The plan ultimately did not receive the fourteen commission votes it needed to move forward, and a few years later in 2012, the House voted down a version of the proposal. That didn’t stop the Obama-Biden administration’s push: right after winning reelection — and after cementing much of the George W. Bush tax cuts — they tried to limit cost-of-living increases for Social Security, to the applause of Republican lawmakers.
Like Obama, Biden campaigned on a promise to protect Medicare and Social Security. But as we have reported, Biden is already affirming big Medicare premium increases and accelerating the privatization of that health care program. Biden also has not pushed to fulfill his promise to expand Social Security, even though there is new Democratic legislation that would do so.

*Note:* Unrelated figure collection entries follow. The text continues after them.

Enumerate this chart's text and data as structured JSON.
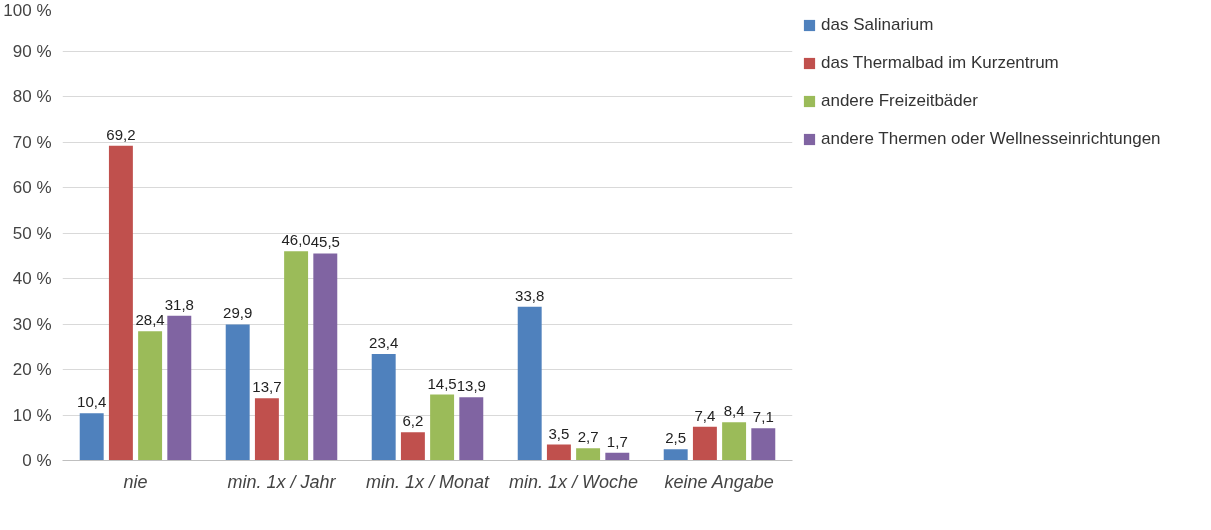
{
  "chart_data": {
    "type": "bar",
    "categories": [
      "nie",
      "min. 1x / Jahr",
      "min. 1x / Monat",
      "min. 1x / Woche",
      "keine Angabe"
    ],
    "series": [
      {
        "name": "das Salinarium",
        "color": "#4f81bd",
        "values": [
          10.4,
          29.9,
          23.4,
          33.8,
          2.5
        ],
        "value_labels": [
          "10,4",
          "29,9",
          "23,4",
          "33,8",
          "2,5"
        ]
      },
      {
        "name": "das Thermalbad im Kurzentrum",
        "color": "#c0504d",
        "values": [
          69.2,
          13.7,
          6.2,
          3.5,
          7.4
        ],
        "value_labels": [
          "69,2",
          "13,7",
          "6,2",
          "3,5",
          "7,4"
        ]
      },
      {
        "name": "andere Freizeitbäder",
        "color": "#9bbb59",
        "values": [
          28.4,
          46.0,
          14.5,
          2.7,
          8.4
        ],
        "value_labels": [
          "28,4",
          "46,0",
          "14,5",
          "2,7",
          "8,4"
        ]
      },
      {
        "name": "andere Thermen oder Wellnesseinrichtungen",
        "color": "#8064a2",
        "values": [
          31.8,
          45.5,
          13.9,
          1.7,
          7.1
        ],
        "value_labels": [
          "31,8",
          "45,5",
          "13,9",
          "1,7",
          "7,1"
        ]
      }
    ],
    "ylim": [
      0,
      100
    ],
    "yticks": [
      {
        "value": 0,
        "label": "0 %"
      },
      {
        "value": 10,
        "label": "10 %"
      },
      {
        "value": 20,
        "label": "20 %"
      },
      {
        "value": 30,
        "label": "30 %"
      },
      {
        "value": 40,
        "label": "40 %"
      },
      {
        "value": 50,
        "label": "50 %"
      },
      {
        "value": 60,
        "label": "60 %"
      },
      {
        "value": 70,
        "label": "70 %"
      },
      {
        "value": 80,
        "label": "80 %"
      },
      {
        "value": 90,
        "label": "90 %"
      },
      {
        "value": 100,
        "label": "100 %"
      }
    ],
    "grid": "y",
    "legend": "right"
  }
}
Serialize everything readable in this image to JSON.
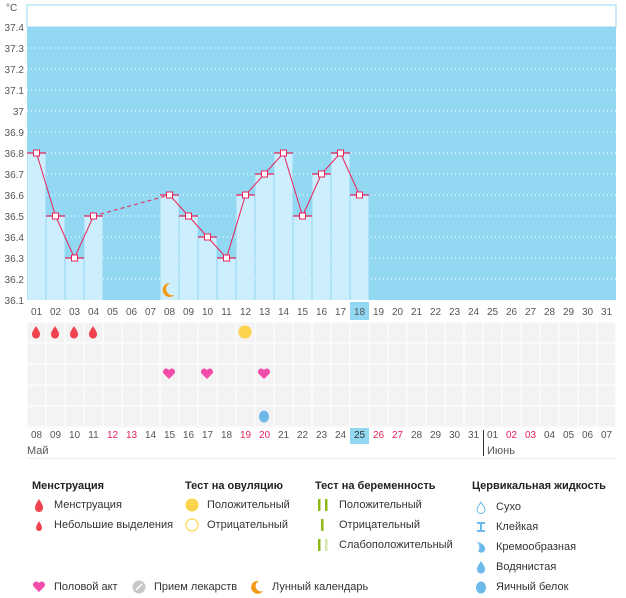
{
  "chart_data": {
    "type": "bar",
    "title": "",
    "ylabel": "°C",
    "ylim": [
      36.1,
      37.4
    ],
    "y_ticks": [
      "37.4",
      "37.3",
      "37.2",
      "37.1",
      "37",
      "36.9",
      "36.8",
      "36.7",
      "36.6",
      "36.5",
      "36.4",
      "36.3",
      "36.2",
      "36.1"
    ],
    "categories": [
      "01",
      "02",
      "03",
      "04",
      "05",
      "06",
      "07",
      "08",
      "09",
      "10",
      "11",
      "12",
      "13",
      "14",
      "15",
      "16",
      "17",
      "18",
      "19",
      "20",
      "21",
      "22",
      "23",
      "24",
      "25",
      "26",
      "27",
      "28",
      "29",
      "30",
      "31"
    ],
    "values": [
      36.8,
      36.5,
      36.3,
      36.5,
      null,
      null,
      null,
      36.6,
      36.5,
      36.4,
      36.3,
      36.6,
      36.7,
      36.8,
      36.5,
      36.7,
      36.8,
      36.6,
      null,
      null,
      null,
      null,
      null,
      null,
      null,
      null,
      null,
      null,
      null,
      null,
      null
    ],
    "highlight_day": "18",
    "moon_day": "08",
    "colors": {
      "bg": "#92d8f2",
      "bar": "#cdeefc",
      "line": "#e8235a"
    }
  },
  "calendar": {
    "dates": [
      {
        "d": "08",
        "red": false
      },
      {
        "d": "09",
        "red": false
      },
      {
        "d": "10",
        "red": false
      },
      {
        "d": "11",
        "red": false
      },
      {
        "d": "12",
        "red": true
      },
      {
        "d": "13",
        "red": true
      },
      {
        "d": "14",
        "red": false
      },
      {
        "d": "15",
        "red": false
      },
      {
        "d": "16",
        "red": false
      },
      {
        "d": "17",
        "red": false
      },
      {
        "d": "18",
        "red": false
      },
      {
        "d": "19",
        "red": true
      },
      {
        "d": "20",
        "red": true
      },
      {
        "d": "21",
        "red": false
      },
      {
        "d": "22",
        "red": false
      },
      {
        "d": "23",
        "red": false
      },
      {
        "d": "24",
        "red": false
      },
      {
        "d": "25",
        "red": false,
        "today": true
      },
      {
        "d": "26",
        "red": true
      },
      {
        "d": "27",
        "red": true
      },
      {
        "d": "28",
        "red": false
      },
      {
        "d": "29",
        "red": false
      },
      {
        "d": "30",
        "red": false
      },
      {
        "d": "31",
        "red": false
      },
      {
        "d": "01",
        "red": false
      },
      {
        "d": "02",
        "red": true
      },
      {
        "d": "03",
        "red": true
      },
      {
        "d": "04",
        "red": false
      },
      {
        "d": "05",
        "red": false
      },
      {
        "d": "06",
        "red": false
      },
      {
        "d": "07",
        "red": false
      }
    ],
    "month1": "Май",
    "month2": "Июнь",
    "menstruation_cols": [
      0,
      1,
      2,
      3
    ],
    "ovulation_positive_col": 11,
    "intercourse_cols": [
      7,
      9,
      12
    ],
    "cervical_egg_white_col": 12
  },
  "legend": {
    "menstruation": {
      "title": "Менструация",
      "items": [
        "Менструация",
        "Небольшие выделения"
      ]
    },
    "ovulation": {
      "title": "Тест на овуляцию",
      "items": [
        "Положительный",
        "Отрицательный"
      ]
    },
    "pregnancy": {
      "title": "Тест на беременность",
      "items": [
        "Положительный",
        "Отрицательный",
        "Слабоположительный"
      ]
    },
    "cervical": {
      "title": "Цервикальная жидкость",
      "items": [
        "Сухо",
        "Клейкая",
        "Кремообразная",
        "Водянистая",
        "Яичный белок"
      ]
    },
    "bottom": [
      "Половой акт",
      "Прием лекарств",
      "Лунный календарь"
    ]
  }
}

And now with Graham’s comments, Republicans are banking on him becoming the old Joe Biden on Social Security if they win in November.
It’s not an insane political bet. After all, Biden for decades proposed cuts and freezes to Social Security and publicly boasted about it. Indeed, Biden spent most of his career depicting himself as an allegedly rare and courageous Democrat who was willing to push off his party’s base and tout austerity.